Intervenção do Brasil na guerra eleitoral argentina tem custo
— Ele está mais “louquito” que o Bolsonaro —
disse Lula sobre Javier Milei, candidato da extrema direita na eleição
presidencial da Argentina. O governista Sergio Massa, ministro da Economia,
gostou da ironia sobre o adversário que é conhecido como El Loco.
— Deixa de procurar dólares e vá atrás de
votos — insistiu Lula,
como relatou Massa a jornalistas na viagem de volta a Buenos Aires naquela
quente e seca segunda-feira 28 de agosto.
— Todos estão trabalhando? Eles sabem da
importância do que têm pela frente? Se a direita ganhar será um retrocesso de
quarenta anos na América Latina…
— Sim, presidente. Estão todos trabalhando —
respondeu Massa, anotou a repórter Melisa Molina.
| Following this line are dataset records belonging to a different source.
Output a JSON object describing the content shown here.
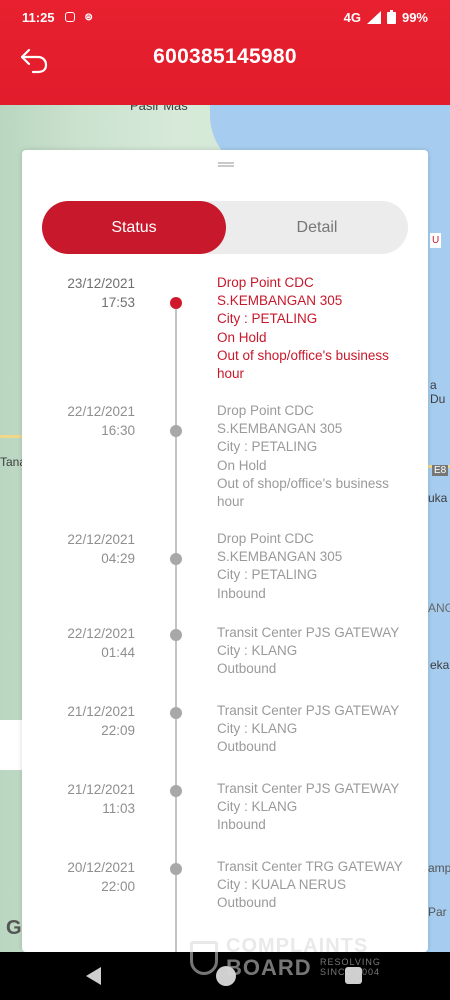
{
  "status_bar": {
    "time": "11:25",
    "network": "4G",
    "battery": "99%"
  },
  "header": {
    "title": "600385145980"
  },
  "map": {
    "labels": [
      "Pasir Mas",
      "Tana",
      "a Du",
      "E8",
      "uka",
      "ANG",
      "eka",
      "amp",
      "Par",
      "U"
    ]
  },
  "tabs": {
    "status": "Status",
    "detail": "Detail",
    "active": "Status"
  },
  "timeline": [
    {
      "date": "23/12/2021",
      "time": "17:53",
      "lines": [
        "Drop Point CDC",
        "S.KEMBANGAN 305",
        "City : PETALING",
        "On Hold",
        "Out of shop/office's business",
        "hour"
      ],
      "current": true
    },
    {
      "date": "22/12/2021",
      "time": "16:30",
      "lines": [
        "Drop Point CDC",
        "S.KEMBANGAN 305",
        "City : PETALING",
        "On Hold",
        "Out of shop/office's business",
        "hour"
      ],
      "current": false
    },
    {
      "date": "22/12/2021",
      "time": "04:29",
      "lines": [
        "Drop Point CDC",
        "S.KEMBANGAN 305",
        "City : PETALING",
        "Inbound"
      ],
      "current": false
    },
    {
      "date": "22/12/2021",
      "time": "01:44",
      "lines": [
        "Transit Center PJS GATEWAY",
        "City : KLANG",
        "Outbound"
      ],
      "current": false
    },
    {
      "date": "21/12/2021",
      "time": "22:09",
      "lines": [
        "Transit Center PJS GATEWAY",
        "City : KLANG",
        "Outbound"
      ],
      "current": false
    },
    {
      "date": "21/12/2021",
      "time": "11:03",
      "lines": [
        "Transit Center PJS GATEWAY",
        "City : KLANG",
        "Inbound"
      ],
      "current": false
    },
    {
      "date": "20/12/2021",
      "time": "22:00",
      "lines": [
        "Transit Center TRG GATEWAY",
        "City : KUALA NERUS",
        "Outbound"
      ],
      "current": false
    }
  ],
  "watermark": {
    "line1": "COMPLAINTS",
    "line2": "BOARD",
    "line3": "RESOLVING SINCE 2004"
  },
  "colors": {
    "brand_red": "#e11c2b",
    "active_red": "#c8182b",
    "muted_gray": "#9a9a9a"
  },
  "icons": {
    "back": "back-arrow-icon",
    "signal": "signal-icon",
    "battery": "battery-icon"
  }
}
— Faça o que tiver que fazer, mas ganhe — retrucou incisivo, com a experiência de três vitórias em 34 anos de disputas presidenciais.
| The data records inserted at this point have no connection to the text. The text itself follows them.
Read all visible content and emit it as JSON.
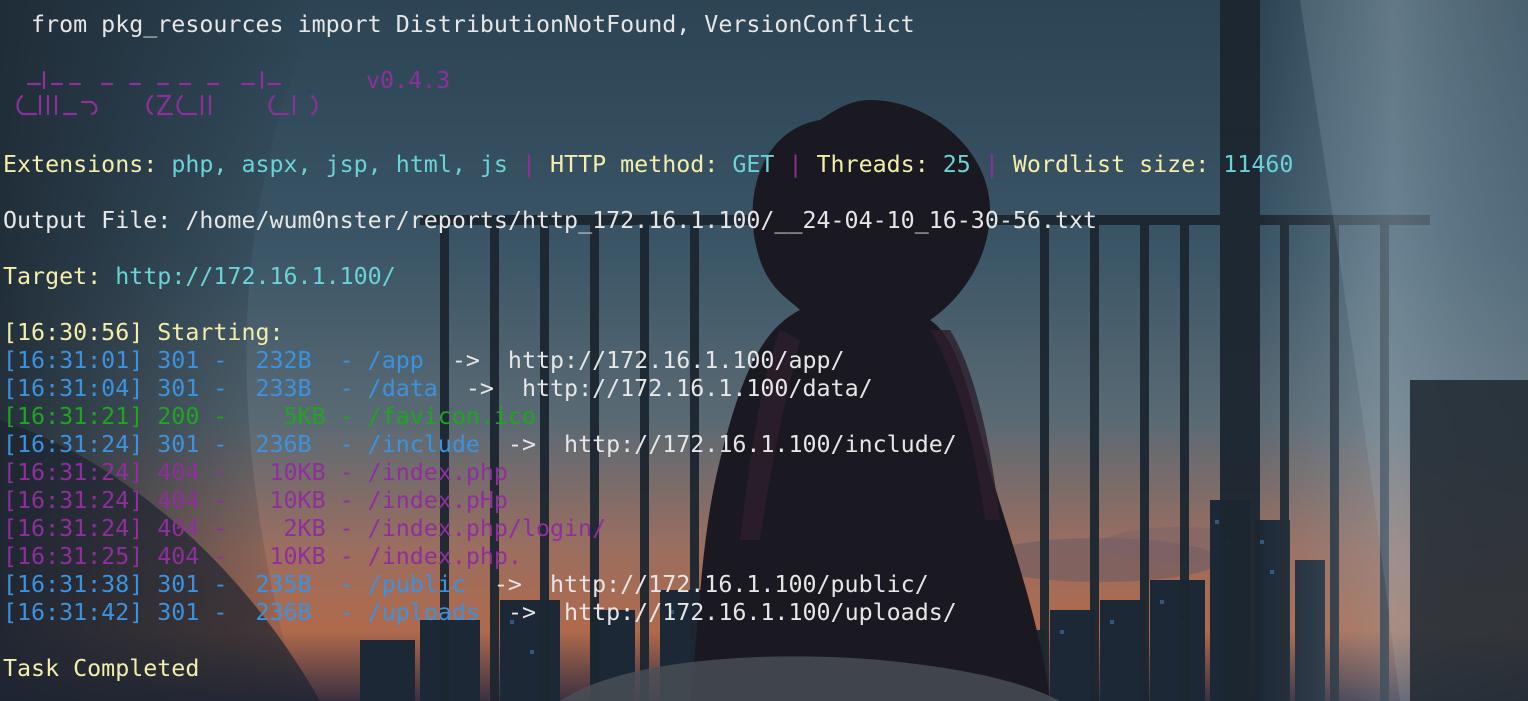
{
  "colors": {
    "white": "#e6e6e6",
    "yellow": "#f3eeaa",
    "cyan": "#6ad3d6",
    "purple": "#8e2f9c",
    "blue": "#3b93e0",
    "green": "#1fa51f"
  },
  "warning_line": "  from pkg_resources import DistributionNotFound, VersionConflict",
  "banner": {
    "logo_text": "dirsearch",
    "version": "v0.4.3"
  },
  "config": {
    "extensions_label": "Extensions: ",
    "extensions_value": "php, aspx, jsp, html, js",
    "sep1": " | ",
    "method_label": "HTTP method: ",
    "method_value": "GET",
    "sep2": " | ",
    "threads_label": "Threads: ",
    "threads_value": "25",
    "sep3": " | ",
    "wordlist_label": "Wordlist size: ",
    "wordlist_value": "11460"
  },
  "output": {
    "label": "Output File: ",
    "value": "/home/wum0nster/reports/http_172.16.1.100/__24-04-10_16-30-56.txt"
  },
  "target": {
    "label": "Target: ",
    "value": "http://172.16.1.100/"
  },
  "start_line": "[16:30:56] Starting:",
  "results": [
    {
      "text": "[16:31:01] 301 -  232B  - /app",
      "redirect": "  ->  http://172.16.1.100/app/",
      "status": "301"
    },
    {
      "text": "[16:31:04] 301 -  233B  - /data",
      "redirect": "  ->  http://172.16.1.100/data/",
      "status": "301"
    },
    {
      "text": "[16:31:21] 200 -    5KB - /favicon.ico",
      "redirect": "",
      "status": "200"
    },
    {
      "text": "[16:31:24] 301 -  236B  - /include",
      "redirect": "  ->  http://172.16.1.100/include/",
      "status": "301"
    },
    {
      "text": "[16:31:24] 404 -   10KB - /index.php",
      "redirect": "",
      "status": "404"
    },
    {
      "text": "[16:31:24] 404 -   10KB - /index.pHp",
      "redirect": "",
      "status": "404"
    },
    {
      "text": "[16:31:24] 404 -    2KB - /index.php/login/",
      "redirect": "",
      "status": "404"
    },
    {
      "text": "[16:31:25] 404 -   10KB - /index.php.",
      "redirect": "",
      "status": "404"
    },
    {
      "text": "[16:31:38] 301 -  235B  - /public",
      "redirect": "  ->  http://172.16.1.100/public/",
      "status": "301"
    },
    {
      "text": "[16:31:42] 301 -  236B  - /uploads",
      "redirect": "  ->  http://172.16.1.100/uploads/",
      "status": "301"
    }
  ],
  "completed": "Task Completed"
}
Lula apostou no candidato do condomínio
peronista, desde o início rachado na luta por espaços de poder entre o
presidente Alberto Fernández e a vice Cristina Kirchner. Perdeu com eles na
primeira rodada, a eleição prévia de agosto, quando os dois principais
candidatos da oposição somaram dois terços do eleitorado. Massa ficou em
terceiro lugar, com 27% dos votos.
Se Massa perder a eleição, Lula estará com um
sério problema na política externa, já convulsionada pelas guerras da Rússia e de
Israel: a vizinha Argentina terá um novo governo, que há meses ele hostiliza e
qualifica como ameaça de “retrocesso de quarenta anos na América Latina” — seja
do “louquito” Milei ou da conservadora Patricia Bullrich, aliada do ex-presidente
Mauricio Macri. Sem Massa no páreo, um deles assumiria a Presidência no dia 10
de dezembro.
Lula entrou conscientemente num jogo de alto
risco ao se meter na campanha do peronismo. Ano passado, pediu ao embaixador
argentino Daniel Scioli informações e uma coletânea de discursos do então
deputado Milei. “Me surpreendeu”, registrou Scioli em livro de memórias. “Me
disse que as pessoas estavam muito decepcionadas com a política, que entre os
jovens o ‘voto de rebeldia’ estava sólido e entendia que, para muitos deles, Milei
os representava.”
O peronismo é o conglomerado político mais
complexo da história, na bem-humorada definição do diplomata Marcos Azambuja.
Aos 78 anos, esse movimento exibe inédita fragilidade. A implosão da
organização sindical do trabalho, origem e base da sua eficiente máquina
eleitoral, fragmentou um eleitorado cujo comportamento se mantinha homogêneo
desde a formatação, em outubro de 1945, sob o poder absoluto do coronel do
Exército Juan Domingo Perón.
Apatia e deserção alentaram o antiperonismo.
Foram os pobres que impulsionaram Milei e Bullrich no voto de rebeldia contra a
degradação social e econômica. O candidato Massa é ministro da Economia de um
país com aumento recorde na produção de pobreza (40% da população) e,
paradoxalmente, no gasto público em subsídios às despesas familiares com
energia, transporte, saúde e educação. A hiperinflação é apenas expressão matemática
de um desajuste político. Os preços já não descrevem os riscos no descontrole
do presente, embutem o medo coletivo sobre o futuro. Em ação “preventiva”, por
exemplo, empresas de alimentos e bebidas anunciam aumentos acima de 30% para o
dia seguinte à eleição, não importa o vencedor.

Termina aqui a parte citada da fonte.